One example is 360-degree panoramas. The team found that as the model supported arbitrary aspect ratio generation, users began spontaneously creating ultra-wide panoramas and even 360-degree immersive images. They turned this into a product feature, allowing users to generate and interactively browse 360-degree panoramas directly on ChatGPT’s web and mobile interfaces. Andrew immediately used it to generate a “dog playing poker” 360-degree scene from the dog’s perspective, looking around.
Sprite sheets also became an unexpectedly popular use case. Game developers and indie creators use ImageGen to generate multi-pose sprite images of characters, which, combined with Codex’s code generation ability, can build a complete game with custom characters from scratch. Andrew described witnessing this process: saying “I want a crow” in Codex, then watching the system automatically call ImageGen tools to generate the crow’s sprite images, and then Codex integrating them into game code. “It’s magic.”

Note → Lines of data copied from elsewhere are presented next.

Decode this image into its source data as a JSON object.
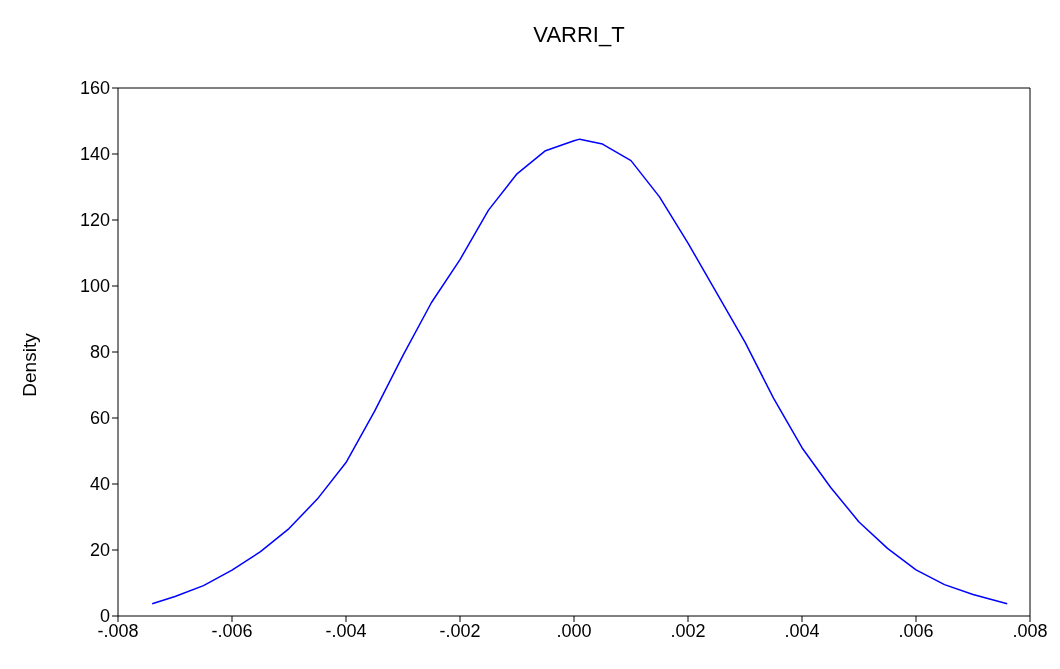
{
  "chart_data": {
    "type": "line",
    "title": "VARRI_T",
    "ylabel": "Density",
    "x": [
      -0.0074,
      -0.007,
      -0.0065,
      -0.006,
      -0.0055,
      -0.005,
      -0.0045,
      -0.004,
      -0.0035,
      -0.003,
      -0.0025,
      -0.002,
      -0.0015,
      -0.001,
      -0.0005,
      0,
      0.0001,
      0.0005,
      0.001,
      0.0015,
      0.002,
      0.0025,
      0.003,
      0.0035,
      0.004,
      0.0045,
      0.005,
      0.0055,
      0.006,
      0.0065,
      0.007,
      0.0076
    ],
    "series": [
      {
        "color": "#0000ff",
        "values": [
          3.7,
          5.9,
          9.2,
          13.9,
          19.5,
          26.5,
          35.5,
          46.5,
          62,
          79,
          95,
          108,
          123,
          134,
          141,
          144,
          144.5,
          143,
          138,
          127,
          113,
          98,
          83,
          66,
          51,
          39,
          28.5,
          20.5,
          14,
          9.5,
          6.5,
          3.7
        ]
      }
    ],
    "xlim": [
      -0.008,
      0.008
    ],
    "xticks": [
      {
        "value": -0.008,
        "label": "-.008"
      },
      {
        "value": -0.006,
        "label": "-.006"
      },
      {
        "value": -0.004,
        "label": "-.004"
      },
      {
        "value": -0.002,
        "label": "-.002"
      },
      {
        "value": 0,
        "label": ".000"
      },
      {
        "value": 0.002,
        "label": ".002"
      },
      {
        "value": 0.004,
        "label": ".004"
      },
      {
        "value": 0.006,
        "label": ".006"
      },
      {
        "value": 0.008,
        "label": ".008"
      }
    ],
    "ylim": [
      0,
      160
    ],
    "yticks": [
      0,
      20,
      40,
      60,
      80,
      100,
      120,
      140,
      160
    ],
    "marker": "none",
    "line_style": "solid"
  }
}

Multi-image consistency is another significant improvement in 2.0. Kenji mentioned that some users are attempting to create 10-page coherent comic stories, with character images and visual styles highly consistent across images. This capability previously required manual intervention and skill; now, it has become more reliable and seamless.
Next Steps: Creative Agents and Personalized Visual Assistants
Looking ahead, Adele shared a clear vision: Creative Agents.
She described a future where an AI assistant truly understands your working style, aesthetic preferences, and goals, acting as your personal interior designer, architect, wedding planner—all reflected in a single image.
The core of this direction is embedding “personalization” into every aspect of image generation. Adele cited her own “me-me-me eval”—using 100 photos of herself, friends, and family as a test set to see if the model can naturally incorporate personalized elements into generated images. For example, if ChatGPT remembers she has a brother or what her parents like to do, can the model seamlessly embed this info into birthday cards?
Kenji added from a research perspective that the team is still working on optimizing multi-image consistency, overall visual creation experience, and making it easier and faster for users to get desired outputs. “It’s not perfect today, but we know where we’re headed.”
Regarding prompt engineering, both offered their tips. Adele recommends trying the “ImageGen thinking mode”—in Pro or thinking models, ImageGen can connect to the web, analyze files, and call tools, greatly improving quality and composition. She suggests using open-ended prompts in this mode, allowing the model to explore and reason, while anchoring it with a clear aesthetic style. Kenji prefers a minimalist style; he explicitly instructs the model to “keep it clean and simple.”
If DALL-E is the Stone Age of image generation, then ImageGen 2.0 is its Renaissance—an integration of science, art, architecture, knowledge, and aesthetics. In closing this conversation, Adele summarized it with a phrase that perhaps best captures the essence of this model: it is no longer just a “drawing tool,” but a truly emerging visual intelligence that begins to understand the world, people, and beauty.